Mais aus­si, on sait que les humains ont ten­dance à ins­tru­men­ta­li­ser leur dif­fé­rence pour créer des ten­sions, des conflits voire des guerres. Or, une édu­ca­tion plu­ri­lingue, en fai­sant de la diver­si­té lin­guis­tique une don­née banale et un fait accep­té, empê­che­rait cette ins­tru­men­ta­li­sa­tion. De la même façon en somme qu’en édu­quant les gens à accep­ter la diver­si­té des appa­rences phy­siques des humains, on rend impos­sible d’instrumentaliser le fait que les gens ont la peau plus fon­cée ou plus claire. Il fau­drait pou­voir trans­for­mer l’éducation que nous rece­vons pour arri­ver à trou­ver nor­mal de par­ler plu­sieurs langues et que des gens autour de nous parlent une série de langues dif­fé­rentes. En déve­lop­pant par exemple l’apprentissage des langues, les pra­tiques d’intercompréhension, les pra­tiques de tra­duc­tion, etc.

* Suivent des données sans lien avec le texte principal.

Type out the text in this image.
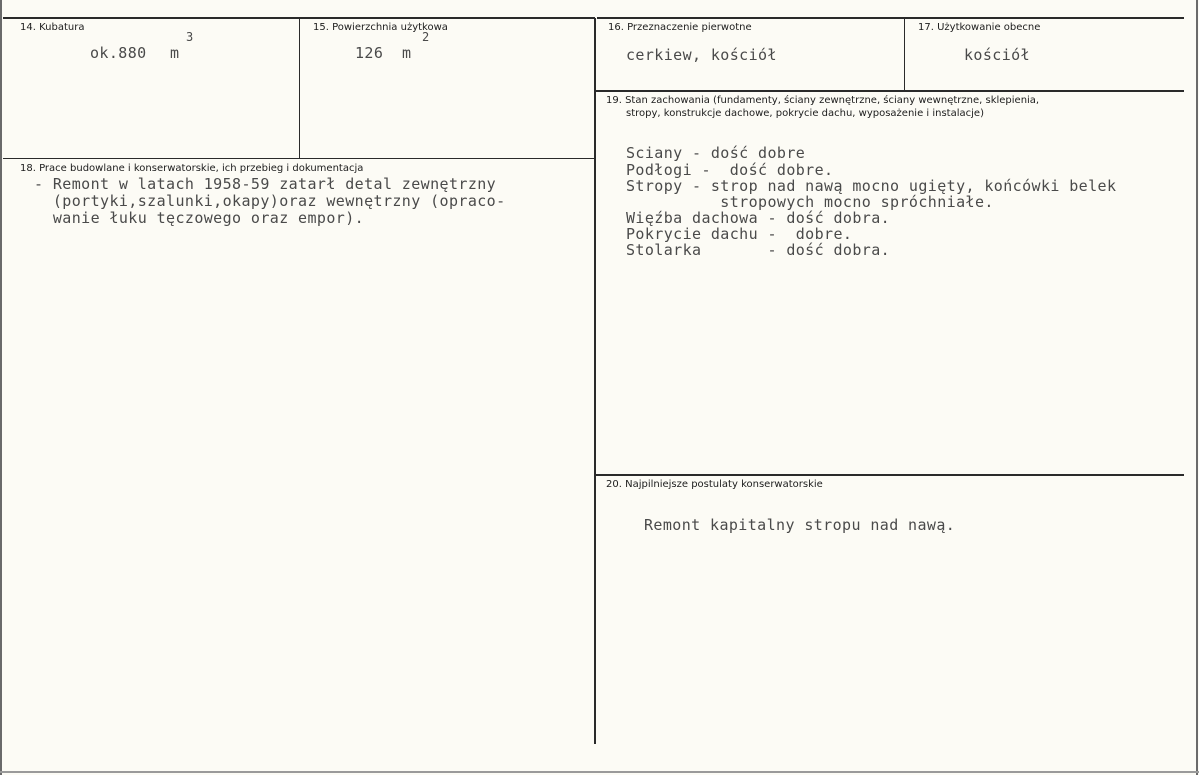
14. Kubatura
3
ok.880 m
15. Powierzchnia użytkowa
2
126 m
16. Przeznaczenie pierwotne
cerkiew, kościół
17. Użytkowanie obecne
kościół
18. Prace budowlane i konserwatorskie, ich przebieg i dokumentacja
- Remont w latach 1958-59 zatarł detal zewnętrzny
(portyki,szalunki,okapy)oraz wewnętrzny (opraco-
wanie łuku tęczowego oraz empor).
19. Stan zachowania (fundamenty, ściany zewnętrzne, ściany wewnętrzne, sklepienia,
stropy, konstrukcje dachowe, pokrycie dachu, wyposażenie i instalacje)
Sciany - dość dobre
Podłogi -  dość dobre.
Stropy - strop nad nawą mocno ugięty, końcówki belek
stropowych mocno spróchniałe.
Więźba dachowa - dość dobra.
Pokrycie dachu -  dobre.
Stolarka       - dość dobra.
20. Najpilniejsze postulaty konserwatorskie
Remont kapitalny stropu nad nawą.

Il y a des mesures poli­tiques qu’on peut prendre pour faire en sorte que nos socié­tés soient des socié­tés qui légi­ti­ment, qui auto­risent, qui encou­ragent le plu­ri­lin­guisme, tous les plu­ri­lin­guismes – et pas seule­ment les plu­ri­lin­guismes de pres­tige –, au lieu d’essayer de les res­treindre. Qu’on fasse en sorte que les droits lin­guis­tiques soient effec­ti­ve­ment res­pec­tés et qu’on lutte acti­ve­ment contre les dis­cri­mi­na­tions lin­guis­tiques. Qu’on accueille les gens avec leurs langues, quelles qu’elles soient.

Par ailleurs, on conti­nue à avoir sur les langues des croyances com­plè­te­ment moyen­âgeuses du même type que « la Terre est plate ». Les connais­sances scien­ti­fiques et ration­nelles sur les langues ont du mal à se dif­fu­ser dans la socié­té. Les gens croient les choses absurdes comme le fait qu’on a une langue mater­nelle, qu’il y a des langues supé­rieures aux autres, qu’il existe des langues de la clar­té, qu’il y a des langues d’un côté et des dia­lectes ou patois de l’autre… On aurait vrai­ment besoin d’une révo­lu­tion coper­ni­cienne, d’une vraie édu­ca­tion scien­ti­fique aux langues pour sor­tir des croyances et des superstitions.